12 de outubro de 2016
No capítulo “A fuga em camisa” de Una casa para siempre (E.
Vila-Matas, Alfaguara, 1988), se inclui um relato que é uma lenda chassídica
que, segundo consta, fascinava Franz Kafka. Assim reza a lenda:
“Conta-se que num povoado
chassídico, uma noite ao final do Sabá, os judeus estavam sentados numa mísera
casa. Eram todos do lugar, salvo um deles, a quem ninguém conhecia, homem
particularmente miserável, maltrapilho, que permanecia acocorado num ângulo
escuro.
A conversa havia tratado dos mais diversos temas. De
repente, alguém achou de perguntar qual seria o desejo que cada um teria
formulado se tivesse a oportunidade de satisfazê-lo. Um queria dinheiro, o
outro um genro, o terceiro um novo banco de carpintaria, e assim ao longo do
círculo.
Depois de todos terem falado, restava ainda o mendigo em seu
rincão escuro.
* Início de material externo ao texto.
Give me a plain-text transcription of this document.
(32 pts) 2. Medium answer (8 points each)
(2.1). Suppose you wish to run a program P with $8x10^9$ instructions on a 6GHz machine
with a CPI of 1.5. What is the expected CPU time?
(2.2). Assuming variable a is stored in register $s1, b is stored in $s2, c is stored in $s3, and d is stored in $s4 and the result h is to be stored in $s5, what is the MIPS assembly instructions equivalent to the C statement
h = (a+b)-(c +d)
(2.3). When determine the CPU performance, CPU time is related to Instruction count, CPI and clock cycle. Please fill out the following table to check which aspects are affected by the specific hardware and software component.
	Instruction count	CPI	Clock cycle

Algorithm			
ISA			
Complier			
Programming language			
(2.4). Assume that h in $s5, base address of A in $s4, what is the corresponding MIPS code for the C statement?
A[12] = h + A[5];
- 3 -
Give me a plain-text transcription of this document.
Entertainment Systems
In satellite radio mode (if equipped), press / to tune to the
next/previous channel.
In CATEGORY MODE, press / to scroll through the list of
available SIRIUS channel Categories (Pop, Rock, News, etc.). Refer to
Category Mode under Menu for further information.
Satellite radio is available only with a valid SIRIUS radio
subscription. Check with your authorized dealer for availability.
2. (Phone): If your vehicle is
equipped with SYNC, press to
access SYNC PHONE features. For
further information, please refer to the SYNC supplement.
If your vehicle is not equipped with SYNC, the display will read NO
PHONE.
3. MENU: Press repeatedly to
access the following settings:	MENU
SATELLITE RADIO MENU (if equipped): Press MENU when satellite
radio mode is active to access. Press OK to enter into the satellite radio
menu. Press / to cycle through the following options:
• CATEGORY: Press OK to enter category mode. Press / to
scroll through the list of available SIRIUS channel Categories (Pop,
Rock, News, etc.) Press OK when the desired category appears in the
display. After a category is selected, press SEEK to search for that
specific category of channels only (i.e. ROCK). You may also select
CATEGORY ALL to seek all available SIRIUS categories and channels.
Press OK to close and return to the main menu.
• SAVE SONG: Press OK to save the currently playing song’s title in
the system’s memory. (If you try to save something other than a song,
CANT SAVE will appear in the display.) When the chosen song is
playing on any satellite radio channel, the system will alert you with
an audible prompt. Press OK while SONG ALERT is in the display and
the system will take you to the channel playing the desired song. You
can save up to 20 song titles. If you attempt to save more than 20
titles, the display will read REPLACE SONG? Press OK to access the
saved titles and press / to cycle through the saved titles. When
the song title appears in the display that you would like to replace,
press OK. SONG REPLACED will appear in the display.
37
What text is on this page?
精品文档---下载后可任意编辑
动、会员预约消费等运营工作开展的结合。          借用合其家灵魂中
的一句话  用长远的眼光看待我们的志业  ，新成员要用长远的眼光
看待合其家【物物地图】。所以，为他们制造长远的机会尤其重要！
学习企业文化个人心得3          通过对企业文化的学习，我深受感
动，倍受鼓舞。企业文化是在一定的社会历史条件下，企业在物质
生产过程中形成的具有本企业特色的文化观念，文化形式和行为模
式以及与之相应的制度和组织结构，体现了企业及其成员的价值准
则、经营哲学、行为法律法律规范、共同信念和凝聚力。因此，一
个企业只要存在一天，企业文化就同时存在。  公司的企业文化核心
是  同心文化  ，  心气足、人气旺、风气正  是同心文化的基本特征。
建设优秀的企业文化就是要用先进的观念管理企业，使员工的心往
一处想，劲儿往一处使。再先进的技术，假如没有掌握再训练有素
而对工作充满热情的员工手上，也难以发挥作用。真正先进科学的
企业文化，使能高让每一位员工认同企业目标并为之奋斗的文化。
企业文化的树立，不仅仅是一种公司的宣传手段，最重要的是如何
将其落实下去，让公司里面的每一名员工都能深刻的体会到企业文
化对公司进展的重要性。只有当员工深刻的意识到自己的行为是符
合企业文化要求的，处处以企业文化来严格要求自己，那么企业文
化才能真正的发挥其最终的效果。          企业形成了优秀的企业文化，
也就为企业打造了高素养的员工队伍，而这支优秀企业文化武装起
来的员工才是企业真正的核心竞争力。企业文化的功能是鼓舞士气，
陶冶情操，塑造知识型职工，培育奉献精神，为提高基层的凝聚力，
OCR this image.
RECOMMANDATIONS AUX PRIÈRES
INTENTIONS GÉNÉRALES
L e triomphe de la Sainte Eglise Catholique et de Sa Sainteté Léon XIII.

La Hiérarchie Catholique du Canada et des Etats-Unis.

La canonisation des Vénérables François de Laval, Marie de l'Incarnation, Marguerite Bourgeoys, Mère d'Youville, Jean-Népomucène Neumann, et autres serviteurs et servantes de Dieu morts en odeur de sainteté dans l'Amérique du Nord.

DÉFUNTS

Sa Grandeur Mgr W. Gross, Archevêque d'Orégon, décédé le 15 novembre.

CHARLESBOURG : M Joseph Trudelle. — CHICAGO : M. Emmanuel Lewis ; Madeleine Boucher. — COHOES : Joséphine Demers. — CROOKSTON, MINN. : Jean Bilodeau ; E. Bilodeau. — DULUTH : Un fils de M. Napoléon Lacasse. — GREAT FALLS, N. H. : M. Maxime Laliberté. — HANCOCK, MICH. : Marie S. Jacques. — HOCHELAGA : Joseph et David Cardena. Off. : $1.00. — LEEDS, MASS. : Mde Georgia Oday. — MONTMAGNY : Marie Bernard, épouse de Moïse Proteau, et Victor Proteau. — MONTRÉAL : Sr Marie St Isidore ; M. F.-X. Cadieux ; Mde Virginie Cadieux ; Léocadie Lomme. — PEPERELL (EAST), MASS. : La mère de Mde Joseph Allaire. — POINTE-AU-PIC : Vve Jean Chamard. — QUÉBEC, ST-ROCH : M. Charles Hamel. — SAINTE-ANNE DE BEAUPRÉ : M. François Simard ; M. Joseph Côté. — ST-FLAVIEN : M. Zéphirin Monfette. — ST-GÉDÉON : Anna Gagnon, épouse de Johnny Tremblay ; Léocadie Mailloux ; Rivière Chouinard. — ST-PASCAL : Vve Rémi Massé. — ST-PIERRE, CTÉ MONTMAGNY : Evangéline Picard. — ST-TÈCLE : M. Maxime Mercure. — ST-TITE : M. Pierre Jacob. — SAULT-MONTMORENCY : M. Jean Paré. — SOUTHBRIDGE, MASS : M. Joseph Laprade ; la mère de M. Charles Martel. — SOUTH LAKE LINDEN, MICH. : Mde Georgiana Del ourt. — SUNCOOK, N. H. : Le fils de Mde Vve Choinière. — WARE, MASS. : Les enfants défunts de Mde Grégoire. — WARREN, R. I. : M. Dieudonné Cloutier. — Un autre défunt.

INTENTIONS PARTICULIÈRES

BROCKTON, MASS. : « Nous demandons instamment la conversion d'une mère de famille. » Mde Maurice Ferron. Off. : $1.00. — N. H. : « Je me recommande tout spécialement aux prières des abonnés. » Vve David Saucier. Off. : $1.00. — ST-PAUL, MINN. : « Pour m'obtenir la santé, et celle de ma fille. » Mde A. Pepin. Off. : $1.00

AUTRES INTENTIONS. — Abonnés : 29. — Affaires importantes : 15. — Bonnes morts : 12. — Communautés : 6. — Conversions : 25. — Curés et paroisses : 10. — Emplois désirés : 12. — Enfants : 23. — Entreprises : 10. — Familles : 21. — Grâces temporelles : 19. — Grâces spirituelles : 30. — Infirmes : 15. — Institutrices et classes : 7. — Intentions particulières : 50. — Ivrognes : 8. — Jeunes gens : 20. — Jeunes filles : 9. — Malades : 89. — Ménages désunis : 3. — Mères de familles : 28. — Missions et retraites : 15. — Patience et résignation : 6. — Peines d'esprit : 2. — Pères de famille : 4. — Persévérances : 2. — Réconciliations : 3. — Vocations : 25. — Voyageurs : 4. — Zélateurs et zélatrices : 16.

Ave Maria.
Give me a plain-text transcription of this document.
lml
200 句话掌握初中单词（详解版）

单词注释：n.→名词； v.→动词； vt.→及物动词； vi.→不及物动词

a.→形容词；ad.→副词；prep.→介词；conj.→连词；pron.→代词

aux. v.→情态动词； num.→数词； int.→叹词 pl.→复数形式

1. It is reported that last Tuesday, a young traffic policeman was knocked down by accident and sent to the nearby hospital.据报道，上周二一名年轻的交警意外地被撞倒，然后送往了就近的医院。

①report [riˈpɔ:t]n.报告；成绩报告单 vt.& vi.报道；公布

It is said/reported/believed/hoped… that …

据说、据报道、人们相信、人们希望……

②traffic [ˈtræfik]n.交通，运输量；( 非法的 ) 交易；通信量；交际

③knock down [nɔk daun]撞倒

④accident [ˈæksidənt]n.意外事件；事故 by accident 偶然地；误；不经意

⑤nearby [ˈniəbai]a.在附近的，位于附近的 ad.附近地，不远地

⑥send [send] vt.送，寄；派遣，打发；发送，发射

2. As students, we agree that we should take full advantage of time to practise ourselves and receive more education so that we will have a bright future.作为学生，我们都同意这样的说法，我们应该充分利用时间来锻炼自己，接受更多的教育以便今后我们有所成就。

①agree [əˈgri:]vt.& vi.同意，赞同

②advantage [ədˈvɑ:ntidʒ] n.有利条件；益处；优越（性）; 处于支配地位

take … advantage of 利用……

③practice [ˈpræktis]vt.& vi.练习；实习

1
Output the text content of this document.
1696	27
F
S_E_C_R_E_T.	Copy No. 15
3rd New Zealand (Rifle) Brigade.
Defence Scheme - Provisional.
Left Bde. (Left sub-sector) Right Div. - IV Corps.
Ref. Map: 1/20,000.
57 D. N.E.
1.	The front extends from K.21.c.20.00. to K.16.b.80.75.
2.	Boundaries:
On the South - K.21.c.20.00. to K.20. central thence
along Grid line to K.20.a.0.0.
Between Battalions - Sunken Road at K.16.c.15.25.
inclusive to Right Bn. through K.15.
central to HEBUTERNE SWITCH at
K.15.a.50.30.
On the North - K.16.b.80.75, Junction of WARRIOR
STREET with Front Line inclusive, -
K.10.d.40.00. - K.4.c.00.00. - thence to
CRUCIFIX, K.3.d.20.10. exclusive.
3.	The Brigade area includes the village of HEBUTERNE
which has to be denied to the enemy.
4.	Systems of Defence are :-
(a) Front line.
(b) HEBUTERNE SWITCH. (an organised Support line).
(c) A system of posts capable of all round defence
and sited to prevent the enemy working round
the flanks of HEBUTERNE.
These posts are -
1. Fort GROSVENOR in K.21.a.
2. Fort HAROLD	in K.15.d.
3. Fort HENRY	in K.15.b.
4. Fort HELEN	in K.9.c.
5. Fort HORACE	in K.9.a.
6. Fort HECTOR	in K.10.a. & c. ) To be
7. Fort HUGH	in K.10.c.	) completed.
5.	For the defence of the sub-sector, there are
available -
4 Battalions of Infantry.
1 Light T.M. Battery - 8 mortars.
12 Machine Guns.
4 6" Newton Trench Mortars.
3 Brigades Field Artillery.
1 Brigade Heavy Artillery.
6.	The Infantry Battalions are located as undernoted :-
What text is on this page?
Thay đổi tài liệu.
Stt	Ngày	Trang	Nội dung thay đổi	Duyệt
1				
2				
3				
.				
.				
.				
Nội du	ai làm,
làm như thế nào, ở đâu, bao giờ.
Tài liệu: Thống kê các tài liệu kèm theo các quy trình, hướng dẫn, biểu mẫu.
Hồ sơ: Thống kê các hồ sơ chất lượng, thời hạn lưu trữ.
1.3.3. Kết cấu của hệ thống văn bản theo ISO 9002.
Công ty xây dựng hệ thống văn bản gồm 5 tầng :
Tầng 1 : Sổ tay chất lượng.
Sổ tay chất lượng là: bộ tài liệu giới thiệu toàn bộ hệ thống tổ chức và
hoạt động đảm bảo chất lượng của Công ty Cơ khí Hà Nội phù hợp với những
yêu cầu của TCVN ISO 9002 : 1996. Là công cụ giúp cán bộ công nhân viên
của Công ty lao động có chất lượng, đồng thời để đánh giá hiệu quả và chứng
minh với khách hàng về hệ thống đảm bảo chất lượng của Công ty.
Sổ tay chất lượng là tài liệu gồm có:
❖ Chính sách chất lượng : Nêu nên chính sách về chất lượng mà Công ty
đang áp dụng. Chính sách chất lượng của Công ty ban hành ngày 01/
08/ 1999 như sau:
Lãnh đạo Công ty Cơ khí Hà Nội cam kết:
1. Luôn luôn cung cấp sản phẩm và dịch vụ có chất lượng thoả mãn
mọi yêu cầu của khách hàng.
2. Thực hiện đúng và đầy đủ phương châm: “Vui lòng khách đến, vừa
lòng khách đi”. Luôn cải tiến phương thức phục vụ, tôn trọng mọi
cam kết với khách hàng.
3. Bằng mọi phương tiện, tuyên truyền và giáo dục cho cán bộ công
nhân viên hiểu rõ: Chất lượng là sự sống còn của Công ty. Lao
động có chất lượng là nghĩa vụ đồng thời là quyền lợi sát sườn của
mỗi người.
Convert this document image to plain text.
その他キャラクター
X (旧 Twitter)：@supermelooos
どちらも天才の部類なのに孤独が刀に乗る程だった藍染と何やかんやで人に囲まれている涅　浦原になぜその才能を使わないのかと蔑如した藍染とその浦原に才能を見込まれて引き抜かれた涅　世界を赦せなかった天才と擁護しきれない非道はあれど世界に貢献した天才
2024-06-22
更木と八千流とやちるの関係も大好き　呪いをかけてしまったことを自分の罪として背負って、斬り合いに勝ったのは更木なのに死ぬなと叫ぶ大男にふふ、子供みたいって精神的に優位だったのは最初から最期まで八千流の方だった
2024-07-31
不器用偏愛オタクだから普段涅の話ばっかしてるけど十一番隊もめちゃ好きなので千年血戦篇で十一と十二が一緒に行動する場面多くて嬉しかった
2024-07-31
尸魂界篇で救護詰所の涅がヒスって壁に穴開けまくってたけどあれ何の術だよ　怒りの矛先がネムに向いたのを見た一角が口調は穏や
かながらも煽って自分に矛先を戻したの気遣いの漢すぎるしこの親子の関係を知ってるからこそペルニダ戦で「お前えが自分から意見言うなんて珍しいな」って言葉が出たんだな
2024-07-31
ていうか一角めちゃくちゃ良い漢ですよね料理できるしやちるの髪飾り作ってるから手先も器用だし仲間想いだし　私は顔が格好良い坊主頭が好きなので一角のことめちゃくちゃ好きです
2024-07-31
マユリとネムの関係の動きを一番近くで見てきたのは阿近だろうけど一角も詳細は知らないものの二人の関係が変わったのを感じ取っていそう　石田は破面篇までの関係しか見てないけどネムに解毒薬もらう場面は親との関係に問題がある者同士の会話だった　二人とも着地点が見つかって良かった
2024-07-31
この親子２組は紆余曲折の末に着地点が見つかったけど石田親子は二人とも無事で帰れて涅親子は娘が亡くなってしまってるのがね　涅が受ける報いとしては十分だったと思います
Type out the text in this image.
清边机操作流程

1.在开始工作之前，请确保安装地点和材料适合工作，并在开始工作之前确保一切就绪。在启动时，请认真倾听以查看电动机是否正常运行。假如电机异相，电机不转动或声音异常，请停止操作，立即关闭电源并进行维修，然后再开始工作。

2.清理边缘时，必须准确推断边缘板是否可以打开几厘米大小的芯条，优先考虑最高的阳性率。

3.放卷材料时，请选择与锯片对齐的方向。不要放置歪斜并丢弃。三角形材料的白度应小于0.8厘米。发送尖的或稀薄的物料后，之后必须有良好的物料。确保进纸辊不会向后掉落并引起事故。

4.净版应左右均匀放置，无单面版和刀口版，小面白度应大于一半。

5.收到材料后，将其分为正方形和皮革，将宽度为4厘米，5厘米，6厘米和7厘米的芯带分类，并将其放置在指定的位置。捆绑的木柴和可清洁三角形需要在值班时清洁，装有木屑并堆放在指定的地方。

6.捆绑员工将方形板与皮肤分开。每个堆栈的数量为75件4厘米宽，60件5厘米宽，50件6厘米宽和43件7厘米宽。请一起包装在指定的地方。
De má vontade e vacilando, ele respondeu:
Disse: “Quisera ser um rei poderoso e reinar num vasto país,
e encontrar-me uma noite dormindo em meu palácio, e que das fronteiras
irrompesse o inimigo e que, antes do amanhecer, os cavaleiros estivessem frente
ao meu castelo, e não opusessem resistência, e eu, despertado pelo terror, sem
tempo sequer para vestir-me, houvesse tido que empreender a fuga em camisa, e
que, perseguido por montes e vales, por bosques e colinas, sem dormir nem
descansar, tivesse chegado são e salvo a este rincão. Isso eu queria.”
Os outros se olharam desconcertados. “E, que teria ganhado
com esse desejo?”, perguntou um deles. “Uma camisa”, foi a resposta.